I'm trying to see how much memory is used when I have a lot of duplicate strings. I am using the method highlighted in this answer (at the bottom)
Here's me creating a list of a ten million strings, where each string has only a few characters.
public class Test1 {
public static void main(String[] args) {
int count = 10000000;
List<String> names = new ArrayList<String>();
for (int i = 0; i < count; i++) {
names.add("test");
}
Runtime rt = Runtime.getRuntime();
long usedMem = rt.totalMemory() - rt.freeMemory();
System.out.println(usedMem / (1024*1024) + " MB");
}
}
I run it, and it says 88 MB. I am not too sure what this represents, but I'll just take it as a number to compare iwth.
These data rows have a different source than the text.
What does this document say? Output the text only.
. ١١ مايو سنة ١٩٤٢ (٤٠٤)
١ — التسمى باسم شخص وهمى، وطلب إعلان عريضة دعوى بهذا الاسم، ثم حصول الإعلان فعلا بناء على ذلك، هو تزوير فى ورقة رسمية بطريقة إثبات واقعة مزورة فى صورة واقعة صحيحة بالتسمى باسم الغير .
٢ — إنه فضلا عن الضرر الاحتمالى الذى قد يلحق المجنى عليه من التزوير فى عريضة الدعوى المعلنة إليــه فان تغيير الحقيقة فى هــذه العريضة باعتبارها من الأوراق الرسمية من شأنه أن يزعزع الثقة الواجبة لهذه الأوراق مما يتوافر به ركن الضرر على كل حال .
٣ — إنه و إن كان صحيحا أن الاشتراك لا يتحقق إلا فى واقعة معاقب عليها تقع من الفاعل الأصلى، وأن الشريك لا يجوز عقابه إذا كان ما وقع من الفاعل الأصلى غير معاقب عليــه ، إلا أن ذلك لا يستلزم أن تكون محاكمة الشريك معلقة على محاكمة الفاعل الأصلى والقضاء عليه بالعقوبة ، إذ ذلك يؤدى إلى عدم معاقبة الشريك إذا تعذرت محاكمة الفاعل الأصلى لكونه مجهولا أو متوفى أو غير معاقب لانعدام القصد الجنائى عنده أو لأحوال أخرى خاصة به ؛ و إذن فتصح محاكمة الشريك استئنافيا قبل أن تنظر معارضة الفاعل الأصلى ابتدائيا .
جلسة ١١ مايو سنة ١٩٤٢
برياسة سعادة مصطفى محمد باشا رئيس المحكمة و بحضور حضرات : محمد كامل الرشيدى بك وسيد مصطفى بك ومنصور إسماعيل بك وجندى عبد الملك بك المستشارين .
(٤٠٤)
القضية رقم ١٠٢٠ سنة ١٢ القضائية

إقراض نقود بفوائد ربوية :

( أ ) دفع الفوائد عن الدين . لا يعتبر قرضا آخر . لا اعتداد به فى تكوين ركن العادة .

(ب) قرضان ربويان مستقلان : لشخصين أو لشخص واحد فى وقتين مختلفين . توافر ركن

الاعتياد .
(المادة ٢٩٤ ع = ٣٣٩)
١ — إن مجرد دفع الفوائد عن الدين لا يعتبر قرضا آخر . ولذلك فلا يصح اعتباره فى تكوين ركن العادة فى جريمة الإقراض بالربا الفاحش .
Here's me doing the same test again, except I replaced the small string with some lorem ipsum text
public class Test1 {
public static void main(String[] args) {
int count = 10000000;
List<String> names = new ArrayList<String>();
for (int i = 0; i < count; i++) {
names.add("Lorem ipsum dolor sit amet, brute euismod eleifend te quo, ne qui iudicabit hendrerit. Ea sit dolore assentior prodesset. In ludus adipiscing eos, ius erat graeco at, cu nec melius copiosae. Epicuri suavitate gubergren id sea, possim animal eu nam, cu error libris expetendis his. Te sea agam fabulas, vis eruditi complectitur ei. Ei sale modus vis, pri et iracundia temporibus. Mel mundi antiopam ad.");
}
Runtime rt = Runtime.getRuntime();
long usedMem = rt.totalMemory() - rt.freeMemory();
System.out.println(usedMem / (1024*1024) + " MB");
}
}
I run this, and it says 88 MB again.
This is not meant to be an attempt to properly benchmark memory usage, but I was expecting the number for the ipsum lorem string to be somewhat larger because there are about 50x as many characters in the string.
How does Java store arrays of strings in memory? Or, am I doing something wrong?